R: Du hast es dir aber nicht bequem gemacht…
I: Richtig, seit Sommer 2024 bin ich Business Analyst im Bereich Digital Banking. Ich arbeite heute stärker an der Schnittstelle zwischen Fachbereich und Technik. Gleichzeitig möchte ich mich weiter in Richtung technische Themen entwickeln. Ich bin jemand, der gerne anpackt und Dinge selbst verstehen will. Deshalb zieht es mich auch stärker in diese technische Richtung. Mein nächster Schritt ist, im Team von Andrés Baumeler stärker im Bereich OpenShift, ArgoCD, Ansible und beim Aufbau von Applikationen mitzuwirken.

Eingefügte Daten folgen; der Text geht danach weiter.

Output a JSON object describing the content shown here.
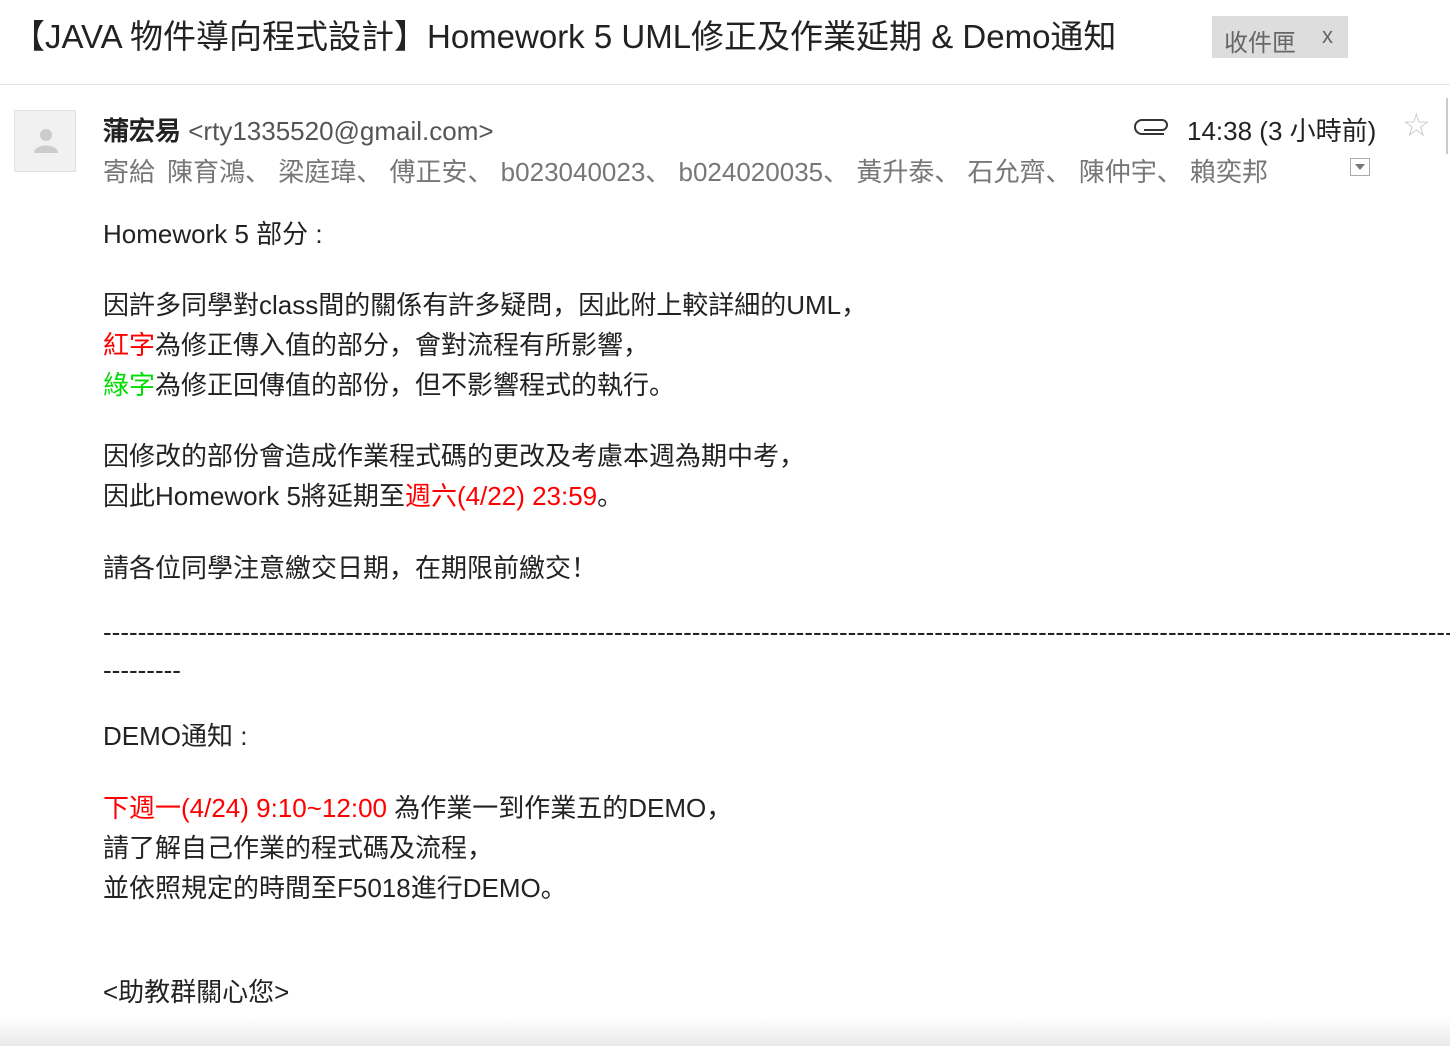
{
  "subject": "【JAVA 物件導向程式設計】Homework 5 UML修正及作業延期 & Demo通知",
  "label": {
    "text": "收件匣",
    "remove": "x"
  },
  "sender": {
    "name": "蒲宏易",
    "email": "<rty1335520@gmail.com>"
  },
  "time": "14:38 (3 小時前)",
  "recipients": {
    "prefix": "寄給",
    "names": "陳育鴻、 梁庭瑋、 傅正安、 b023040023、 b024020035、 黃升泰、 石允齊、 陳仲宇、 賴奕邦"
  },
  "body": {
    "hw5_heading": "Homework 5 部分 :",
    "line_uml": "因許多同學對class間的關係有許多疑問，因此附上較詳細的UML，",
    "red_word": "紅字",
    "red_rest": "為修正傳入值的部分，會對流程有所影響，",
    "green_word": "綠字",
    "green_rest": "為修正回傳值的部份，但不影響程式的執行。",
    "line_change": "因修改的部份會造成作業程式碼的更改及考慮本週為期中考，",
    "line_extend_pre": "因此Homework 5將延期至",
    "line_extend_date": "週六(4/22) 23:59",
    "line_extend_post": "。",
    "line_notice": "請各位同學注意繳交日期，在期限前繳交！",
    "dash_long": "-------------------------------------------------------------------------------------------------------------------------------------------------------------------------------------------------------",
    "dash_short": "---------",
    "demo_heading": "DEMO通知 :",
    "demo_time": "下週一(4/24) 9:10~12:00",
    "demo_time_rest": " 為作業一到作業五的DEMO，",
    "demo_line2": "請了解自己作業的程式碼及流程，",
    "demo_line3": "並依照規定的時間至F5018進行DEMO。",
    "signature": "<助教群關心您>"
  }
}
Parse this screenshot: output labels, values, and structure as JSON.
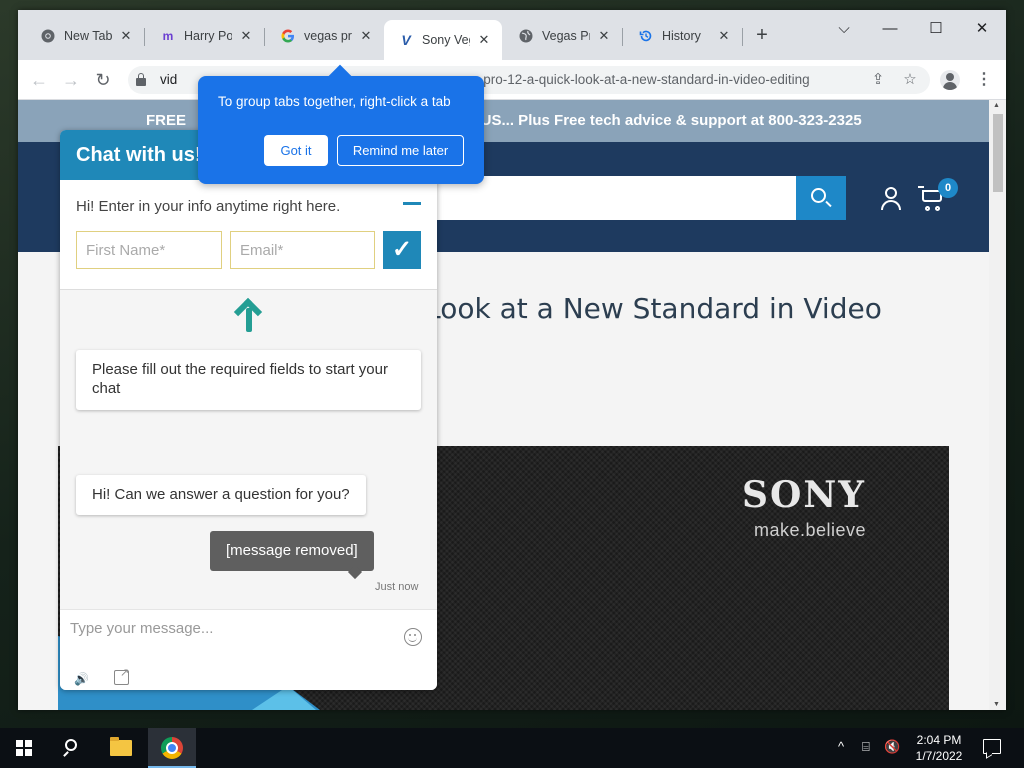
{
  "browser": {
    "tabs": [
      {
        "title": "New Tab",
        "favicon": "chrome-icon",
        "close": "✕"
      },
      {
        "title": "Harry Potter",
        "favicon": "m-icon",
        "close": "✕"
      },
      {
        "title": "vegas pro",
        "favicon": "google-icon",
        "close": "✕"
      },
      {
        "title": "Sony Vegas",
        "favicon": "v-icon",
        "close": "✕",
        "active": true
      },
      {
        "title": "Vegas Pro",
        "favicon": "globe-icon",
        "close": "✕"
      },
      {
        "title": "History",
        "favicon": "history-icon",
        "close": "✕"
      }
    ],
    "new_tab_symbol": "+",
    "window_controls": {
      "chevron": "⌵",
      "minimize": "—",
      "maximize": "☐",
      "close": "✕"
    },
    "address": {
      "url_start": "vid",
      "url_end": "s-pro-12-a-quick-look-at-a-new-standard-in-video-editing"
    },
    "nav": {
      "back": "←",
      "forward": "→",
      "reload": "↻"
    },
    "omni_icons": {
      "share": "⇪",
      "bookmark": "☆"
    },
    "menu_symbol": "⋮"
  },
  "tab_group_popup": {
    "message": "To group tabs together, right-click a tab",
    "got_it": "Got it",
    "remind_later": "Remind me later"
  },
  "site": {
    "promo_left": "FREE",
    "promo_right": "al US... Plus Free tech advice & support at 800-323-2325",
    "cart_count": "0",
    "article_title": "k Look at a New Standard in Video",
    "hero": {
      "brand": "SONY",
      "tagline": "make.believe"
    }
  },
  "chat": {
    "header_title": "Chat with us!",
    "prompt": "Hi! Enter in your info anytime right here.",
    "first_name_placeholder": "First Name*",
    "email_placeholder": "Email*",
    "submit_symbol": "✓",
    "required_notice": "Please fill out the required fields to start your chat",
    "greeting": "Hi! Can we answer a question for you?",
    "user_message": "[message removed]",
    "timestamp": "Just now",
    "composer_placeholder": "Type your message...",
    "sound_symbol": "🔊"
  },
  "taskbar": {
    "time": "2:04 PM",
    "date": "1/7/2022",
    "tray": {
      "chevron": "^",
      "network": "⌸",
      "volume": "🔇"
    }
  },
  "colors": {
    "chat_accent": "#1f88b8",
    "site_header": "#1e3a5f",
    "promo_bar": "#8aa3b9",
    "popup_blue": "#1a73e8"
  }
}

Potenzial statt perfekter Lebenslauf

R: Dein Weg ist alles andere als linear. Hat dich das nie gebremst oder aus der Bahn geworfen?
I: Ganz klar: nein. Weil hier nicht nur auf Skills geschaut wird. Natürlich sind die wichtig – aber entscheidend ist, welches Potenzial du mitbringst. Wenn du Interesse zeigst und dich weiterentwickeln willst, bekommst du die Möglichkeit dazu. Ich konnte in verschiedene Teams reinschauen, Dinge ausprobieren und mich Schritt für Schritt weiterentwickeln. Es gab nie ein «Das gehört nicht zu deinem Bereich».

R: Was macht Inventx für dich konkret aus?
I: Für mich steht hier der Mensch im Mittelpunkt. Es geht nicht darum, was du heute kannst, sondern wohin du dich entwickeln willst. Die Vorgesetzten fördern individuelle Stärken. Man bekommt viel Vertrauen, gleichzeitig wird aber auch erwartet, dass man Verantwortung übernimmt und liefert. Diese Balance ist extrem wertvoll.

Ich weiss nicht, ob ich es perfekt beschreiben kann – aber Inventx ist für mich eine Tuning-Maschine. Du kommst mit gewissen Skills rein, entwickelst dich ständig weiter und holst viel mehr aus dir heraus, als du vielleicht selbst erwartet hättest. Du bekommst Vertrauen, kannst extrem viel lernen und dir viel Know-how aneignen. Es ist eine gute Balance aus Förderung und Eigenverantwortung – und vor allem gibt es kein Silo-Denken.

Ivan Ruiz, Business Analyst Digital Banking

R: Gibt es Projekte, die dir besonders in Erinnerung geblieben sind?
I: Ja, zum Beispiel das GKB Business Banking, das auf der grünen Wiese aufgebaut wurde. Oder auch Projekte, bei denen wir Lösungen entwickelt haben, um bislang physisch versendete Dokumente digital im E-Banking bereitzustellen, sodass Kundinnen und Kunden diese direkt online einsehen und herunterladen können. Das sind Projekte, auf die ich rückblickend wirklich stolz bin.

R: Hättest du vor ein paar Jahren gedacht, dass du heute hier stehst?
I: Nein, überhaupt nicht. Ich hätte nie gedacht, dass ich mich so in diese technische Richtung entwickle. Aber genau das zeigt, was möglich ist, wenn man die Chance bekommt.